Proteomic analysis identifies key differences in the cardiac interactomes of dystrophin and micro-dystrophin.

ABSTRACT

ΔR4-R23/ΔCT micro-dystrophin (µDys) is a miniaturized version of dystrophin currently evaluated in a Duchenne muscular dystrophy (DMD) gene therapy trial to treat skeletal and cardiac muscle disease. In pre-clinical studies, µDys efficiently rescues cardiac histopathology, but only partially normalizes cardiac function. To gain insights into factors that may impact the cardiac therapeutic efficacy of µDys, we compared by mass spectrometry the composition of purified dystrophin and µDys protein complexes in the mouse heart. We report that compared to dystrophin, µDys has altered associations with α1- and ß2-syntrophins, as well as cavins, a group of caveolae-associated signaling proteins.

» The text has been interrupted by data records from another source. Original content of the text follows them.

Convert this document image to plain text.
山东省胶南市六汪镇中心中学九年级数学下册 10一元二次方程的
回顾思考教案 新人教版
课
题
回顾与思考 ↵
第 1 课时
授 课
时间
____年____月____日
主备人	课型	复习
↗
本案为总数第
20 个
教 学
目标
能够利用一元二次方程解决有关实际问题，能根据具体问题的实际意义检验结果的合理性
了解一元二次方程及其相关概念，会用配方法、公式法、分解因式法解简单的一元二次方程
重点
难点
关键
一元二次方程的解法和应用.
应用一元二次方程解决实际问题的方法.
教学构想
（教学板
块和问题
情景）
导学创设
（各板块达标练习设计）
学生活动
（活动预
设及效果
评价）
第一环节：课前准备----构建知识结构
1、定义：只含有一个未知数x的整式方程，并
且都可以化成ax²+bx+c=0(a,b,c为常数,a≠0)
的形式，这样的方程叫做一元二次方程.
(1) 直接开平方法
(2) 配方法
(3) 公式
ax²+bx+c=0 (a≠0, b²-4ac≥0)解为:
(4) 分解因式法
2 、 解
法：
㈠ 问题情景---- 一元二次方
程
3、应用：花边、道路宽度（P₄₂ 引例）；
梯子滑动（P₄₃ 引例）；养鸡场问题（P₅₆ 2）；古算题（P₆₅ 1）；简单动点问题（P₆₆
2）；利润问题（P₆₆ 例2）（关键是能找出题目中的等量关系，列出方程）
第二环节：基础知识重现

In particular, we found that membrane localization of cavin-1 and cavin-4 in cardiomyocytes requires dystrophin and is profoundly disrupted in the heart of mdx5cv mice, a model of DMD. Following cardiac stress/damage, membrane-associated cavin-4 recruits the signaling molecule ERK to caveolae, which activates key cardio-protective responses. Evaluation of ERK signaling revealed a profound inhibition, below physiological baseline, in the mdx5cv mouse heart. Expression of µDys in mdx5cv mice prevented the development of cardiac histopathology but did not rescue membrane localization of cavins nor did it normalize ERK signaling. Our study provides the first comparative analysis of purified protein complexes assembled in vivo by full-length dystrophin and a therapeutic micro-dystrophin construct. This has revealed disruptions in cavins and ERK signaling that may contribute to DMD cardiomyopathy. This new knowledge is important for ongoing efforts to prevent and treat heart disease in DMD patients.